The cost of this method is high. Therefore, don’t attempt this in a web application. It kills the event loop. For instance, I don’t use node for writing web applications. It is a difficult task, while the cost of the event loop itself isn’t that negligible as you may think. It useful as long as the CPU time is negligible compared to the time spent doing IO. Therefore, please, don’t include me in the group of people that thinks about node as the hammer for all the problems you throw at it.

If you’re wondering why I won’t just simply iterate the object, the answer is simple: because that “do something with baz” involves some async IO that would kill the second data provider. Sequential calls ensure that everybody in the architecture stays happy.
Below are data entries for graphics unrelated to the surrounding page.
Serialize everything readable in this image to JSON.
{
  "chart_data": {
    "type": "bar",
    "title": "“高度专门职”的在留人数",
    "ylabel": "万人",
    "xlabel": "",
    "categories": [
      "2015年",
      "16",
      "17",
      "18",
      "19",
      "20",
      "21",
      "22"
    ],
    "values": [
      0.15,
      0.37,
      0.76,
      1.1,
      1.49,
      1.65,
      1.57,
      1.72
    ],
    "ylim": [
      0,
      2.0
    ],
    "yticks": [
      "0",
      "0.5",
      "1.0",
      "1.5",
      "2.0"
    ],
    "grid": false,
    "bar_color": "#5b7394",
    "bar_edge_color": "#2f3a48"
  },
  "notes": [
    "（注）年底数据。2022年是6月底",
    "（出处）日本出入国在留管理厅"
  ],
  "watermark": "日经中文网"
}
Besides, I don’t actually use bar.pop(), but something like bar.splice(0, 5000) for packing more data in less remote calls and less events. bar.shift() in a situation like this is as slow as molasses in January. In an async framework, the order of the items from a TODO list is not relevant, therefore use the fastest way.
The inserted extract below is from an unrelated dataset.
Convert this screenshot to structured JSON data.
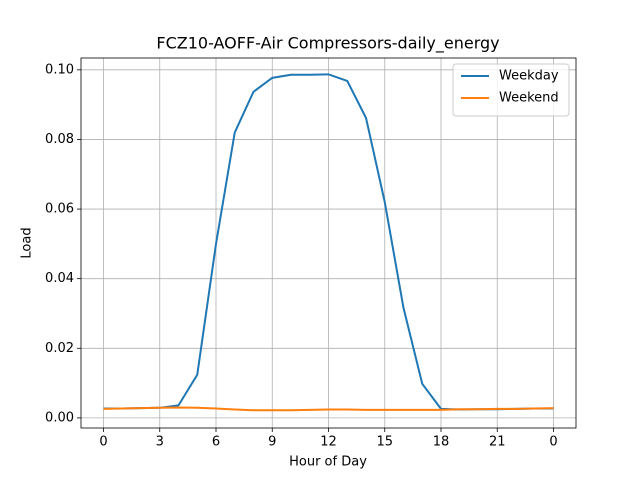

If you’re still wondering why I still use a solution like this, the above technique is part of the cost associated with the start-up cost. The application fetches all the required data in RAM. Having the application to kill the event loop for 20-30 seconds before hitting the Internet pipe is negligible for a process that runs for hours or days. After the application hits the Internet, only then I can say that node is in use for the stuff where it shines. I know, before this, I listed all the wrong reasons for using node as a tool.

Computing file hashes with node.js

Since node.js has the shiny crypto module which binds some stuff to the openssl library, people might be tempted to compute file hashes with node.js. At least the crypto manual page shows how to do a SHA1 for a given file (mimics sha1sum). Should people do this? The answer is: NO. Some may say because it blocks the event loop. I say: because it is as slow as molasses in January. At least compared to dedicated tools.

Let’s have a look:

var filename = process.argv[2];
var crypto = require('crypto');
var fs = require('fs');
 
var shasum = crypto.createHash('sha256');
 
var s = fs.ReadStream(filename);
s.on('data', function(d) {
  shasum.update(d);
});
 
s.on('end', function() {
  var d = shasum.digest('hex');
  console.log(d + '  ' + filename);
});

time node hash.js ubuntu-10.04.3-desktop-i386.iso
208fb66dddda345aa264f7c85d011d6aeaa5588075eea6eee645fd5307ef3cac ubuntu-10.04.3-desktop-i386.iso
node hash.js ubuntu-10.04.3-desktop-i386.iso 28.92s user 0.80s system 100% cpu 29.661 total

time sha256sum ubuntu-10.04.3-desktop-i386.iso
208fb66dddda345aa264f7c85d011d6aeaa5588075eea6eee645fd5307ef3cac ubuntu-10.04.3-desktop-i386.iso
sha256sum ubuntu-10.04.3-desktop-i386.iso 4.86s user 0.21s system 99% cpu 5.093 total

time openssl dgst -sha256 ubuntu-10.04.3-desktop-i386.iso
SHA256(ubuntu-10.04.3-desktop-i386.iso)= 208fb66dddda345aa264f7c85d011d6aeaa5588075eea6eee645fd5307ef3cac
openssl dgst -sha256 ubuntu-10.04.3-desktop-i386.iso 4.40s user 0.17s system 100% cpu 4.567 total

Edit: to sum up for those with little patience:

node hash.js – 29.661s
sha256sum – 5.093s
openssl dgst -sha256 – 4.567s

/Edit

That’s a ~6.5X speed boost just by invoking openssl alone instead of binding to its library. node.js does something terribly wrong somewhere since the file I/O is not to blame for the slowness:

var filename = process.argv[2];
var fs = require('fs');
 
var s = fs.ReadStream(filename);
s.on('data', function(d) {
 
});
 
s.on('end', function() {
 
});

time node read.js ubuntu-10.04.3-desktop-i386.iso
node read.js ubuntu-10.04.3-desktop-i386.iso 0.62s user 0.60s system 106% cpu 1.148 total

This little example that I hacked together shows that using child_process.exec is pretty fine:

var exec = require('child_process').exec;
exec('/usr/bin/env openssl dgst -sha256 ' + process.argv[2], function (err, stdout, stderr) {
	if (err) {
		process.stderr.write(err.message);
	} else {
		console.log(stdout.substr(-65, 64));
	}
});

time node hash2.js ubuntu-10.04.3-desktop-i386.iso
208fb66dddda345aa264f7c85d011d6aeaa5588075eea6eee645fd5307ef3cac
node hash2.js ubuntu-10.04.3-desktop-i386.iso 4.44s user 0.19s system 100% cpu 4.630 total

So you can have your cake and eat it too. The guys with the philosophy got this one right.